Starr, who had been a partner in Smith's law firm and was his chief of staff at the Justice Department, called Mr. Smith "an immensely gifted lawyer with marvelous, sound and wise judgment."

As the day of his departure from the Justice Department approached in 1985, Mr. Smith said that one of his principal satisfactions was passage of the Comprehensive Crime Control Act of 1984. He called it the "most dramatic reform" of U.S. criminal law.

Mr. Smith acknowledged that civil rights policies instituted during his tenure had come under heavy fire and that the administration had "been accused of abandoning the federal civil rights effort."

Although there was a sharp policy turnabout in such controversial areas as busing and affirmative action, Mr. Smith said the enforcement of civil rights laws was vigorous under his tenure.

Indeed, he said, "during the last four years we have been more aggressive in enforcing the civil rights laws in almost every area than any administration."

But critics contended that there had been a decline in the number of cases filed in the areas of housing and educational discrimination.

Mr. Smith also asserted that his administration had inflicted severe damage on organized crime and had brought about a 100 percent increase in resources allocated to the war on drugs.

Credited with internationalizing the effort against crime, Mr. Smith traveled widely during his tenure, ranging as far afield as the Khyber Pass.

Under his administration, he said Justice shifted antitrust policy "back to the real economic world by focusing upon truly anticompetitive activities rather than outmoded and exotic theories."

Taking the position that "bigness does not necessarily mean badness," he was seen as having helped create the merger era of the 1980s.

As attorney general, he was influential in the nomination of many judges and was credited with helping choose Sandra Day O'Connor as the first woman on the U.S. Supreme Court.

His acceptance of a $50,000 severance fee from a California firm for which he performed legal work created controversy, and he later returned the money.
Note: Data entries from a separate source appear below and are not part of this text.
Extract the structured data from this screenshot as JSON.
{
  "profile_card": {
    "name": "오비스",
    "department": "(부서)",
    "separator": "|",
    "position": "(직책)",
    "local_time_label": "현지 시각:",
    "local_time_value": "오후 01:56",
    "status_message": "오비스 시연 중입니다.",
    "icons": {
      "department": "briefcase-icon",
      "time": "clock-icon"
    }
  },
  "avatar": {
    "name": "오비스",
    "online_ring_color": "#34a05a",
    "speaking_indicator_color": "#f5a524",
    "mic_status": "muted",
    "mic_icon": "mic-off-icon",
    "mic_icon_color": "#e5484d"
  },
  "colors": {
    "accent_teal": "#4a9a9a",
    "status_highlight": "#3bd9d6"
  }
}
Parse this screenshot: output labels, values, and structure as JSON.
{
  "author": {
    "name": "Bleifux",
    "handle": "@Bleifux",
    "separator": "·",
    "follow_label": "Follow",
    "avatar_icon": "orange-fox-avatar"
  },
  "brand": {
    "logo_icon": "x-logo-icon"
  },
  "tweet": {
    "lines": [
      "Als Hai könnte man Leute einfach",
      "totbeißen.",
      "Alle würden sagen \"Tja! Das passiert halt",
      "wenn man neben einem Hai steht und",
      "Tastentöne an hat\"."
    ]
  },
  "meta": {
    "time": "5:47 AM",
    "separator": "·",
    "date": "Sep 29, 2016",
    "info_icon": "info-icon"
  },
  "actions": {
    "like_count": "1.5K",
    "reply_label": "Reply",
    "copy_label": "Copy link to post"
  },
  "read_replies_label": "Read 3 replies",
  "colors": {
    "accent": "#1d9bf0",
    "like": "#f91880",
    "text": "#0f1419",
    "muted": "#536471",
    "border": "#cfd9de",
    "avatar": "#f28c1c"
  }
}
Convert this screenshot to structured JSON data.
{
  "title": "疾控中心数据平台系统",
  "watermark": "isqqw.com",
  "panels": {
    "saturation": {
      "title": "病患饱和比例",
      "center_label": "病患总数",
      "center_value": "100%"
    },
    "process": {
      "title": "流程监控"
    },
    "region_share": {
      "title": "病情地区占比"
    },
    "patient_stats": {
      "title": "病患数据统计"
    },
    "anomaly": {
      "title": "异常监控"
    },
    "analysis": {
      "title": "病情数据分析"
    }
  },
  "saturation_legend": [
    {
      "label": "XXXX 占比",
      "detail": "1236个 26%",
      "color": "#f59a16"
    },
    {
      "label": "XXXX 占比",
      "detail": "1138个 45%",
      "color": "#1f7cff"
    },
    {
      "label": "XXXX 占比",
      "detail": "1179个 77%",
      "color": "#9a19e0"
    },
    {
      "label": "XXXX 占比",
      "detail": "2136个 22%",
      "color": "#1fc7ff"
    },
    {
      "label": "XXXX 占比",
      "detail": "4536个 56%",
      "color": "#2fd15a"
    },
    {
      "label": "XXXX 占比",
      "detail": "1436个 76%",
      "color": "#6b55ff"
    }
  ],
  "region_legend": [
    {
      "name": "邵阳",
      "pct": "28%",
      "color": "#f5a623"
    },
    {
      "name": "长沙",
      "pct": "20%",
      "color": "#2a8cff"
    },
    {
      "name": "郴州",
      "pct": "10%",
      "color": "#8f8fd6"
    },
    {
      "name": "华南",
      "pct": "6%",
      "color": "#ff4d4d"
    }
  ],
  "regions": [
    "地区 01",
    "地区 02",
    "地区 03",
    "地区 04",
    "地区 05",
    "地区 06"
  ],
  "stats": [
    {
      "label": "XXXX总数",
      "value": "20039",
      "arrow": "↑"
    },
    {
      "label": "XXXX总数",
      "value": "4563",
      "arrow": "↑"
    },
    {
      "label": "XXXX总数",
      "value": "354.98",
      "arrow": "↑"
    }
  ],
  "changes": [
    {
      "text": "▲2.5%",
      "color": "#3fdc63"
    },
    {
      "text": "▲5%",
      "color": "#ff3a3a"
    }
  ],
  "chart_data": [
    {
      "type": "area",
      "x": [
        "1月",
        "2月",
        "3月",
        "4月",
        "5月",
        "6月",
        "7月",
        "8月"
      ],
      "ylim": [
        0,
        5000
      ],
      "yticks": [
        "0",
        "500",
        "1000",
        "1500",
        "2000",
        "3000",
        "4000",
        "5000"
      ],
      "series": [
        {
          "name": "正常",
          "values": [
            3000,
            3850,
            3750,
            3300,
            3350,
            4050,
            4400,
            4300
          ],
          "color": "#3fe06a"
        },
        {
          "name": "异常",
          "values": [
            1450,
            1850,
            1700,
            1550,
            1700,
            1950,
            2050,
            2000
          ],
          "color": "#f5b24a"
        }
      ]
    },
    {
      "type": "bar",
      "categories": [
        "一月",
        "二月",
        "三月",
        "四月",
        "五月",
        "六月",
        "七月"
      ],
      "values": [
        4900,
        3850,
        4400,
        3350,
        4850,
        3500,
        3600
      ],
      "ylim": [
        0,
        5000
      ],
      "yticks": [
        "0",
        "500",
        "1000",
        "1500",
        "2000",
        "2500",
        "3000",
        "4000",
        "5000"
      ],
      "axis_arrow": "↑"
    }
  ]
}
A Justice Department investigation closed in 1982 without any finding that either law or departmental rules had been violated.

A descendant of one of the first presidents of Harvard University, Mr. Smith was born Aug. 26, 1917, in Wilton, N.H. His father was president of the Mexican Telephone and Telegraph Co., with headquarters in Boston.

He received a bachelor's degree from the University of California at Berkeley and a law degree from Harvard before serving as a naval officer during World War II. After the war he joined the Los Angeles law firm Gibson, Dunn & Crutcher, where he rose to senior partner.

He also became a member of the group who, impressed by Reagan's televised speech on behalf of Barry Goldwater in 1964, persuaded Reagan to run for governor of California two years later.

The group has been described as Reagan's Kitchen Cabinet, and Mr. Smith was called its chairman.

According to one news account, Reagan seldom made a significant move as governor without asking, "Has this been cleared with Bill Smith?"

Mr. Smith's first marriage ended in divorce. In 1964 he married his second wife, Jean Webb, with whom he lived in the Jefferson Hotel on 16th Street NW during his tenure in office. He had four children from his first marriage.